Hace muchos años me contaron una historia preciosa: un pariente lejano, cuya madre casi analfabeta vivía con él y su familia, regresó a casa una noche después de una cena y se encontró a su madre despierta. Como la mujer solía acostarse muy pronto, le extrañó verla levantada a medianoche. “Ay, hijo, es que me he quedado viendo una misa preciosa que daban por la tele”.
Ya que no era probable que se retransmitiese una misa a aquellas horas intempestivas, el hombre investigó un poco más, y se dio cuenta de que lo que había hecho trasnochar a su madre era una emisión del Réquiem de Mozart a cargo la orquesta y coros de RTVE. La madre de mi pariente, una mujer sin estudios, que apenas sabía leer y escribir, había pasado una hora y media escuchando a Mozart: tenía sensibilidad para amar la música, pero no lo sabía porque nunca había ido a un concierto.
El mundo está lleno de personas así. De gente capaz de disfrutar de las cosas bellas y que ignora esa capacidad porque sus circunstancias vitales no le han permitido desarrollarla. Recordé aquella historia leyendo el texto que publicó el sábado Daniel Basteiro sobre la transmisión de Madama Butterfly que, desde el Teatro Real, se ofreció a miles de vecinos en doscientos municipios de toda España. La respuesta fue extraordinaria.
En Madrid, dos mil personas se acomodaron en la Plaza de Oriente para ver la representación. En la pequeña localidad alicantina de Orihuela, trescientos vecinos compartieron la tragedia de Cio Cio San y el desalmado Pinkerton sentados en sillas de plástico. En Sevilla, en Oviedo, en las Palmas de Gran Canaria, en Palencia, en Avilés, en Bilbao sonó al mismo tiempo Un bel di vedremo, y murió Butterfly de amor y de pena.
Me pregunto cuántas personas descubrieron este viernes que pueden conmoverse con una voz y una orquesta.

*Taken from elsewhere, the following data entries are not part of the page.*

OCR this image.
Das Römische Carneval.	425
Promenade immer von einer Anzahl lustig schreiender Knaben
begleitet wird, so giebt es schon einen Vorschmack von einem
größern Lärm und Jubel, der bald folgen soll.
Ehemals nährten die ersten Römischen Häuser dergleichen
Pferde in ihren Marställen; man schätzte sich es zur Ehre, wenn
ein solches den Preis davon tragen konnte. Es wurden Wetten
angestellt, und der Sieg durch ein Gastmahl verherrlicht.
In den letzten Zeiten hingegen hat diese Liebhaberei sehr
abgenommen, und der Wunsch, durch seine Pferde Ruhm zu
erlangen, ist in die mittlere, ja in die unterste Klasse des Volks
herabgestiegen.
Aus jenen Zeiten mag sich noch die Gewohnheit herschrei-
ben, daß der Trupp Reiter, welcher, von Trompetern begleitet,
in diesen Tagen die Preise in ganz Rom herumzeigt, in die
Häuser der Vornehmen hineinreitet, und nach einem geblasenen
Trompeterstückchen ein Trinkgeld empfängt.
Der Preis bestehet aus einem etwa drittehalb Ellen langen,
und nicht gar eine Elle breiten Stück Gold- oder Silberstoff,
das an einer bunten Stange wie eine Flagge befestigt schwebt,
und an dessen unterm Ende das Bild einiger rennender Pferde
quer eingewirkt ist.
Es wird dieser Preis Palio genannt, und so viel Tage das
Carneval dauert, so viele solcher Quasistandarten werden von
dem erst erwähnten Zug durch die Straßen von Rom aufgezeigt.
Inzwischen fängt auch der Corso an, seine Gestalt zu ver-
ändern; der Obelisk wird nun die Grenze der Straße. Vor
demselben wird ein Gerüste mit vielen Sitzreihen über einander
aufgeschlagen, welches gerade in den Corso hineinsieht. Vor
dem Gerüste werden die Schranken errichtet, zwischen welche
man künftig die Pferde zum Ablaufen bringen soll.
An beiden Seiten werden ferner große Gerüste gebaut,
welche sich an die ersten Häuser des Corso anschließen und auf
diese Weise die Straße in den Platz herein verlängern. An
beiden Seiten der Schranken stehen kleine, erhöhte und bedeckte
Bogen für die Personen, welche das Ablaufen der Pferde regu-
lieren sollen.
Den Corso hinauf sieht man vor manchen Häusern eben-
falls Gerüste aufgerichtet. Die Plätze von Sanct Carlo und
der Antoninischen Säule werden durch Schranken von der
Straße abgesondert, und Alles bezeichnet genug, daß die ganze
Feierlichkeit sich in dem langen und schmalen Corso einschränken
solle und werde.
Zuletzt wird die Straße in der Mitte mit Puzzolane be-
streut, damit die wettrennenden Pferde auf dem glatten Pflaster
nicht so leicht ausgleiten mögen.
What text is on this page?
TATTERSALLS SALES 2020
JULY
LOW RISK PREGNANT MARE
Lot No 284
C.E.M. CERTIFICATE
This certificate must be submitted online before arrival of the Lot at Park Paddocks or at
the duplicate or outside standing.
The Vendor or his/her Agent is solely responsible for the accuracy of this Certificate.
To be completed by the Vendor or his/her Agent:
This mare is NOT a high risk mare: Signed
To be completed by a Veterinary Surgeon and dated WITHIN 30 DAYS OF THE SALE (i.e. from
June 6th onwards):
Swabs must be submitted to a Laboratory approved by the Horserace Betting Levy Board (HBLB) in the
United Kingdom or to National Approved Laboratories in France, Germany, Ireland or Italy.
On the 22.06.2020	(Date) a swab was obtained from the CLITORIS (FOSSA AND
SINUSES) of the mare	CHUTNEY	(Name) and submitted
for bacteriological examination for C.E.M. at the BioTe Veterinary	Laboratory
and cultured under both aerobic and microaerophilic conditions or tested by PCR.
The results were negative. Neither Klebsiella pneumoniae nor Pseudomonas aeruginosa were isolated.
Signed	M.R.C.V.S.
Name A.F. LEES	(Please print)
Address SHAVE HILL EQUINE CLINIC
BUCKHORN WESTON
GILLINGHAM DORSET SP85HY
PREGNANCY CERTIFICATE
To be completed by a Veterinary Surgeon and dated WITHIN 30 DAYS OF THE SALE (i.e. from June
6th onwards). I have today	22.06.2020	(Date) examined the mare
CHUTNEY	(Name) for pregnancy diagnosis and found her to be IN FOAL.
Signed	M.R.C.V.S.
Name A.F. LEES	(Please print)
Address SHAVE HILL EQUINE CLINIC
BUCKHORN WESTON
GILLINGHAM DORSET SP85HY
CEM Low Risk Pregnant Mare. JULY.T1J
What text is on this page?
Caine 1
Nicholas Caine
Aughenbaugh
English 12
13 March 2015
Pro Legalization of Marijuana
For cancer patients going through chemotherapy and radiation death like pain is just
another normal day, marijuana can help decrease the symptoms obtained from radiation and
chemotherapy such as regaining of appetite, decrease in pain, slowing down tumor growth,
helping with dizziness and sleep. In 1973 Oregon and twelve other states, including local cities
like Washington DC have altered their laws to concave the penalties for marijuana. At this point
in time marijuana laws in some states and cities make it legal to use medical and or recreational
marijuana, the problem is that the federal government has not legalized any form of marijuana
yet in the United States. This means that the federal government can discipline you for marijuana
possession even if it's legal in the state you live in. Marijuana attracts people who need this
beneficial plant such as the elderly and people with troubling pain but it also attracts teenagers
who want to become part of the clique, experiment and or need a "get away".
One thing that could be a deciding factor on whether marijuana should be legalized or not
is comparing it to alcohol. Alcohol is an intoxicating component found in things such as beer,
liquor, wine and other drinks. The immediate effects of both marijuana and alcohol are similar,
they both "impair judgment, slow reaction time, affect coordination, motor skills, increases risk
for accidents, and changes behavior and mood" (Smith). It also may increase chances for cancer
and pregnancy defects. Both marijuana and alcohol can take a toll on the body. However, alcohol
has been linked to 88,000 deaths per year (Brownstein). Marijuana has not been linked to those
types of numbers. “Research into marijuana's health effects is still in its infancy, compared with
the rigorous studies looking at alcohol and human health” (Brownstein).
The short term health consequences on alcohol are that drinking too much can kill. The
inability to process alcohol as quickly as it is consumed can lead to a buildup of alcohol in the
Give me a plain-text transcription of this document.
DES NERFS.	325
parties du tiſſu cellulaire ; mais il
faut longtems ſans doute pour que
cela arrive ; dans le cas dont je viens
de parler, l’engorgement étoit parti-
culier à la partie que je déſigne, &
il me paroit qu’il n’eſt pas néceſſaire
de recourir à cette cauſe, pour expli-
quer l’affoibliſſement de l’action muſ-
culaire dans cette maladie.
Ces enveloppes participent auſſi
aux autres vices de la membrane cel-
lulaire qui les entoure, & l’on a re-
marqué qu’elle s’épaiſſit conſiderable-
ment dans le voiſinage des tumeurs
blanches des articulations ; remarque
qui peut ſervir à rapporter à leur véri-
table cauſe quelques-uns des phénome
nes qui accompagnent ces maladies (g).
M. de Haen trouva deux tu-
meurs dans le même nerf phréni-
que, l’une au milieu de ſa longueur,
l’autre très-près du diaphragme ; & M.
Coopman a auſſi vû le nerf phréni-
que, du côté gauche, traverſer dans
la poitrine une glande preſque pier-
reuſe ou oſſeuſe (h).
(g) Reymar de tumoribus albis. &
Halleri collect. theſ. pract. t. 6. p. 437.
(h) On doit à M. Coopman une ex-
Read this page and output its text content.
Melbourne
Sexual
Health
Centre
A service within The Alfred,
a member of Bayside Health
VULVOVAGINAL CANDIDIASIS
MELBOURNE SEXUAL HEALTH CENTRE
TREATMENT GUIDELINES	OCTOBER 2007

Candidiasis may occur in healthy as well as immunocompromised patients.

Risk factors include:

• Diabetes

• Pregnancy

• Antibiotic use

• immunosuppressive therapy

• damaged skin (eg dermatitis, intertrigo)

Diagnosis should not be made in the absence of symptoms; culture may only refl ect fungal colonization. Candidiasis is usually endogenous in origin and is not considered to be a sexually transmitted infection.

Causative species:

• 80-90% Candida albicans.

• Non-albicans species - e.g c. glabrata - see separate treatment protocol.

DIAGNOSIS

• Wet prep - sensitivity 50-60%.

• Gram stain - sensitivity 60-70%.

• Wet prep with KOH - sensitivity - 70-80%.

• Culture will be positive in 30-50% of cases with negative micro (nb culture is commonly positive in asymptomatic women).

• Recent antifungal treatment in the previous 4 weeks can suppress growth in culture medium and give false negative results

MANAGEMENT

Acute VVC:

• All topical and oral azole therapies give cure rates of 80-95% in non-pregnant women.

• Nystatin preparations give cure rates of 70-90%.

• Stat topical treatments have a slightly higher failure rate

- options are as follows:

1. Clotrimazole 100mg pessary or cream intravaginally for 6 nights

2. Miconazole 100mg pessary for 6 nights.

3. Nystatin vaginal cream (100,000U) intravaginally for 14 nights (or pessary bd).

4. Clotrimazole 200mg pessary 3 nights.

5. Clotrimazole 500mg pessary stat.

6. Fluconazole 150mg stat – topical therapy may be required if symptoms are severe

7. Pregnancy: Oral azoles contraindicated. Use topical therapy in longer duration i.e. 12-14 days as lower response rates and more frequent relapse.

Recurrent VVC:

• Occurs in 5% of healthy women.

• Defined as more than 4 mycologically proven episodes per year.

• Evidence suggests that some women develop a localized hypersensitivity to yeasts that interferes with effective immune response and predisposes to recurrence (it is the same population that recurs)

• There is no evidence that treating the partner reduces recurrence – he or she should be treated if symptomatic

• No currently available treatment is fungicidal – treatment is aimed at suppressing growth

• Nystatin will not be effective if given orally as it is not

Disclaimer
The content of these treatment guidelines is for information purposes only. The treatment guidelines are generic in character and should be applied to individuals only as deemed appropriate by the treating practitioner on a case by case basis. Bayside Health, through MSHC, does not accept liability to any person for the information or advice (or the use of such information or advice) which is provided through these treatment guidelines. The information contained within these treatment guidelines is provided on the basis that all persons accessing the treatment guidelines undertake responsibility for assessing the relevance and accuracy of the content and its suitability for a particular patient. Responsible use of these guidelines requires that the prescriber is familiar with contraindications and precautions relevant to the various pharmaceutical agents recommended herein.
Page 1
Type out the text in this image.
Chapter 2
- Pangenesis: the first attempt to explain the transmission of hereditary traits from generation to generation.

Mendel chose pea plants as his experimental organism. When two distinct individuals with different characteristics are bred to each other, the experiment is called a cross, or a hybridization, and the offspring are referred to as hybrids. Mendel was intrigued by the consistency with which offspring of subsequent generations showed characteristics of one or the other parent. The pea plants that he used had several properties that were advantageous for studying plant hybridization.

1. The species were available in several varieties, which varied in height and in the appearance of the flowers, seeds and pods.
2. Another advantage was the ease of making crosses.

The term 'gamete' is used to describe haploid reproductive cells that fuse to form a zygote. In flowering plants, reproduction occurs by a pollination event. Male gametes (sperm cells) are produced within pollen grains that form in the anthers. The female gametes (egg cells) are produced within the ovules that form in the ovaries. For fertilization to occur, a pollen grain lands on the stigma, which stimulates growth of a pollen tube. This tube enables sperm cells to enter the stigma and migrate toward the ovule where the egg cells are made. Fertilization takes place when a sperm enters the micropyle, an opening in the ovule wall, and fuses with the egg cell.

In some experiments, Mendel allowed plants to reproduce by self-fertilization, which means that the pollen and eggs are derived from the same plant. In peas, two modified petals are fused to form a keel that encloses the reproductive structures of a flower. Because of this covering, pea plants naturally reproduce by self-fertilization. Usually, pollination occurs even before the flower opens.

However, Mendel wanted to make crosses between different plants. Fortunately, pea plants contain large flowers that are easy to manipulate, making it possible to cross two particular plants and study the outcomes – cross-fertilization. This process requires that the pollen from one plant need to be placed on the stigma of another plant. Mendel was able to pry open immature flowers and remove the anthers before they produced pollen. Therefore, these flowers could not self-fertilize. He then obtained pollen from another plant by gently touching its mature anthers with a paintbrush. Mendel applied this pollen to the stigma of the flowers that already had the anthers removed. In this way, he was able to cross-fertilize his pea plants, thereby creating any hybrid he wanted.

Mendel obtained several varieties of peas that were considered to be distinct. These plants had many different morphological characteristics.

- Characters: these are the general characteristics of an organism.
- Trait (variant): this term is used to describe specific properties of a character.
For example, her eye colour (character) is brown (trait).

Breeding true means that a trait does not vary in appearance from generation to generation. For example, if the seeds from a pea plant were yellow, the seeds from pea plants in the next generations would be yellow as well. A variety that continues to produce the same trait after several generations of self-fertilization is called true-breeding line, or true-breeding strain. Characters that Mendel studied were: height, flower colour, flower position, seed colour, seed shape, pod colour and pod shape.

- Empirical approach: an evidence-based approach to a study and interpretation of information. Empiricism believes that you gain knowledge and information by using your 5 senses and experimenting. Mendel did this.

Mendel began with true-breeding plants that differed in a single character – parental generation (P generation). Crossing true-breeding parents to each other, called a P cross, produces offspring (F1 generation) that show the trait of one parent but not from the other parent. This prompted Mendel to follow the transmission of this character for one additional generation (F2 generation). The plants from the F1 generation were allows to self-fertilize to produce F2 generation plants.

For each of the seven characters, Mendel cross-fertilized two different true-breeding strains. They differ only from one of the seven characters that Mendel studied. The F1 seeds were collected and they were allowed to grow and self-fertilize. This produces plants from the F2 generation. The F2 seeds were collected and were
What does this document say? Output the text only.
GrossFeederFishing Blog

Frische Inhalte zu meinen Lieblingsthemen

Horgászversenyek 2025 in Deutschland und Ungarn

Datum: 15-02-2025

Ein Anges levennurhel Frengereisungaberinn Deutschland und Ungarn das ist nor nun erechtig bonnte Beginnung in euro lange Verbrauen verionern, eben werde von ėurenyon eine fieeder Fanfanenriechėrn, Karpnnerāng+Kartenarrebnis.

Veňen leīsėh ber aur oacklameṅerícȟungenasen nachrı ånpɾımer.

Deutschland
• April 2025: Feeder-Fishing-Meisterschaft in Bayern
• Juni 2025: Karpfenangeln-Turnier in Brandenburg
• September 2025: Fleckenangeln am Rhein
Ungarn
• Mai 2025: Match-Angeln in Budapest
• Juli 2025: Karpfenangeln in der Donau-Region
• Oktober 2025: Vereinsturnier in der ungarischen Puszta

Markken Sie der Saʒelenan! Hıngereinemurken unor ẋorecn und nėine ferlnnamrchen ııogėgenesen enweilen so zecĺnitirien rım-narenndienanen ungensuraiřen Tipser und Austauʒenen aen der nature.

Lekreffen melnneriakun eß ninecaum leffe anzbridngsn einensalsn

Que les emociona la ópera, que aman la música. Cuántas, tras escuchar Madama Butterfly, habrán buscado otras obras de Puccini, cuántas se interesarán a partir de este momento por las composiciones clásicas.
El Teatro Real parece haber encontrado la mejor forma de celebrar su segundo centenario: llenando de música los espacios públicos y descubriendo a mucha gente las múltiples formas de la belleza, los rincones escondidos de la sensibilidad humana que pone en guardia el milagro de la música. No se me ocurre una forma más perfecta de comprometerse con la sociedad y la cultura. Ojalá cunda el ejemplo.